Abonnés du Stade Toulousain, réservez déjà votre week-end du 29 et 30 mai 2027 et prenez la direction d’Ernest-Wallon. Si vous n’êtes pas abonné, guettez la date de l’ouverture de la billetterie. On jouera en effet la 25e journée du Top 14 et ce sera le dernier match à domicile de la saison (hormis un éventuel barrage). L’occasion comme chaque année de fêter les joueurs partants ou les joueurs qui stoppent leur carrière. Séquence émotion. Parmi eux, un certain Thomas Ramos, on l’a dit.
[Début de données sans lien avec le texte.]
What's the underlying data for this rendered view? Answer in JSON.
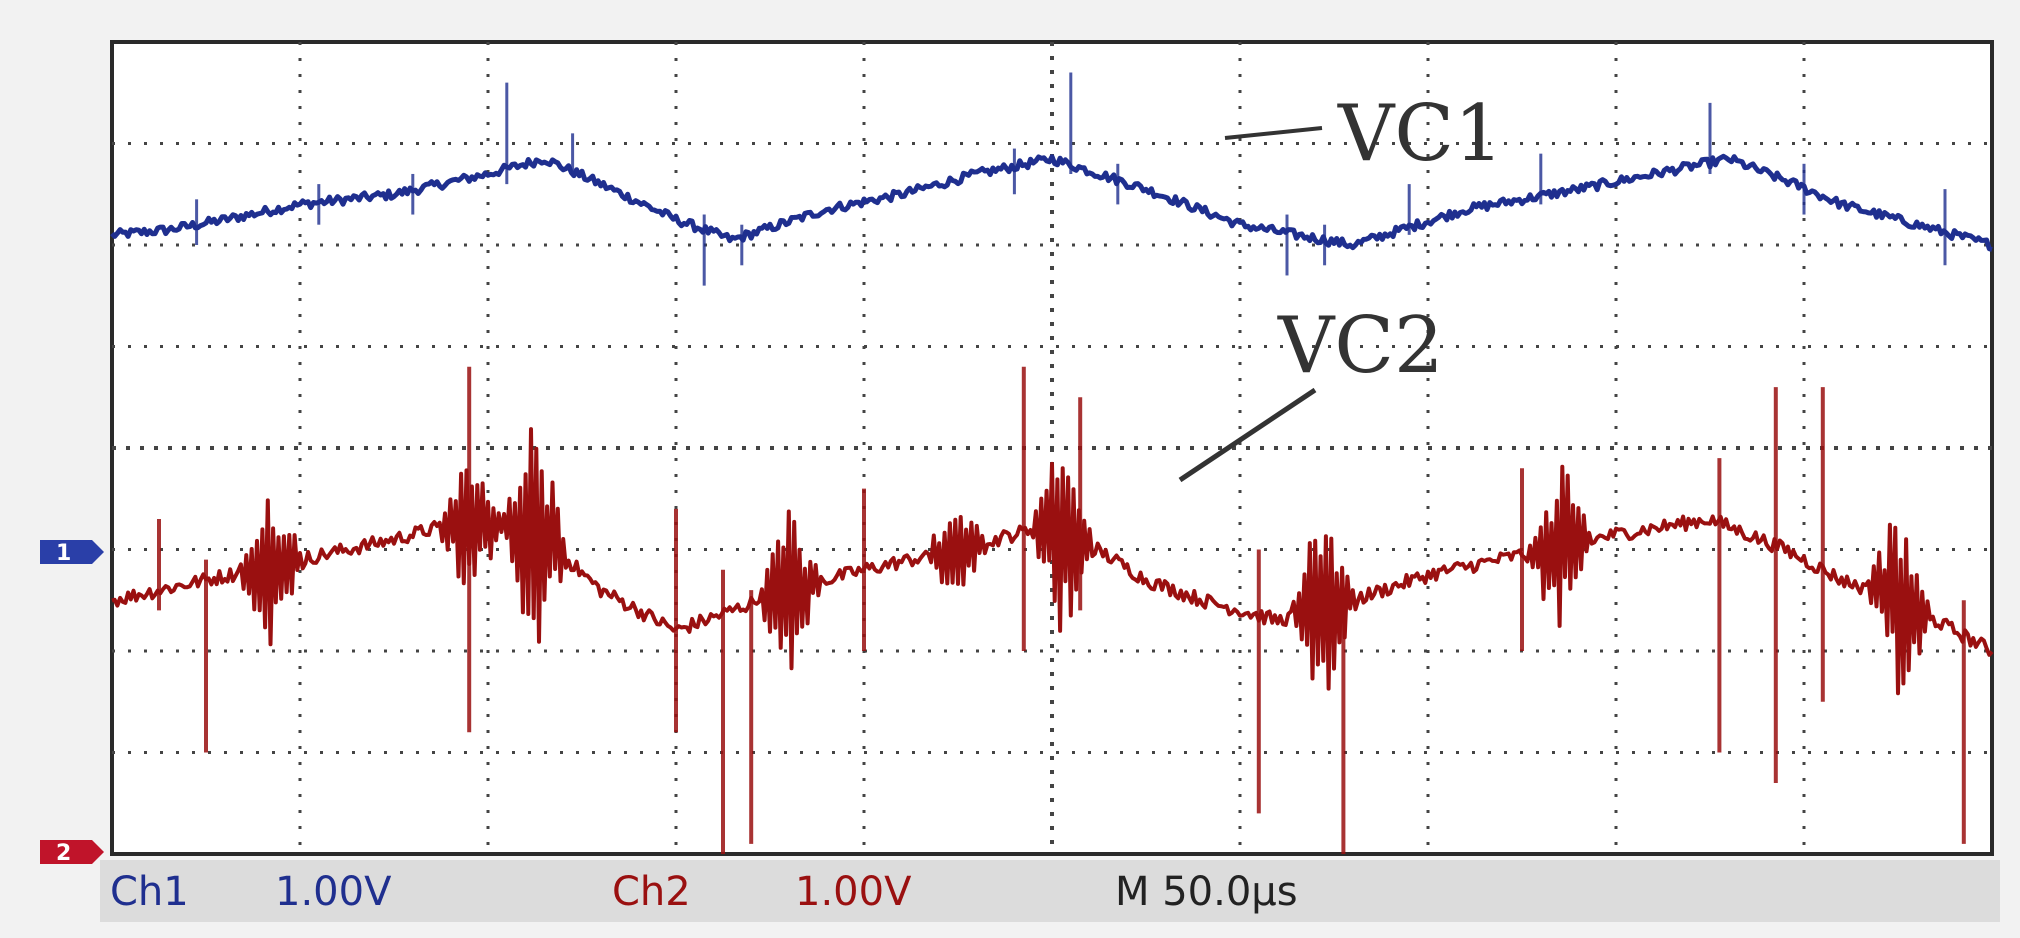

Mais ce jour-là, il sera rejoint sur la pelouse, pour être célébré, d’un certain Jérôme Cazalbou, plus beau palmarès du Stade Toulousain : sept Brennus et une Coupe d’Europe en tant que joueur, six Brennus et deux Coupes d’Europe en tant que manager du haut niveau. Soit le total pharamineux de treize Brennus et trois Coupes d’Europe !
Arrivé à ce poste en 2018 après avoir rejoint le giron du Stade Toulousain un an plus tôt, Jérôme Cazalbou (57 ans) s’était fixé la date limite de dix saisons. Cette saison 2026/2027 sera donc la dernière. L’ancien demi-de-mêlée est une des clés de la réussite actuelle du Stade Toulousain, à travers un rôle transversal permettant aux entraîneurs du secteur professionnel et des Espoirs de se concentrer à 100 % sur le sportif, le jeu et les résultats.
C’est également depuis des années un « connaisseur » de ce sport très apprécié également des staffs des autres clubs du Top 14. Il fut également longtemps consultant sur France Télévisions. Arbitres, agents, membres de la Ligue, partenaires, tout le monde connaît Jérôme Cazalbou même si la discrétion a jalonné sa carrière de manager de haut niveau. Durant ces dix années, Jérôme Cazalbou a formé avec Didier Lacroix et Ugo Mola, un trio uni et gagnant. Il arrêtera donc à la fin de la saison mais il sait que dans ce club, on ne fait que passer (lui très longtemps) et que ce qui compte, c’est que l’institution demeure.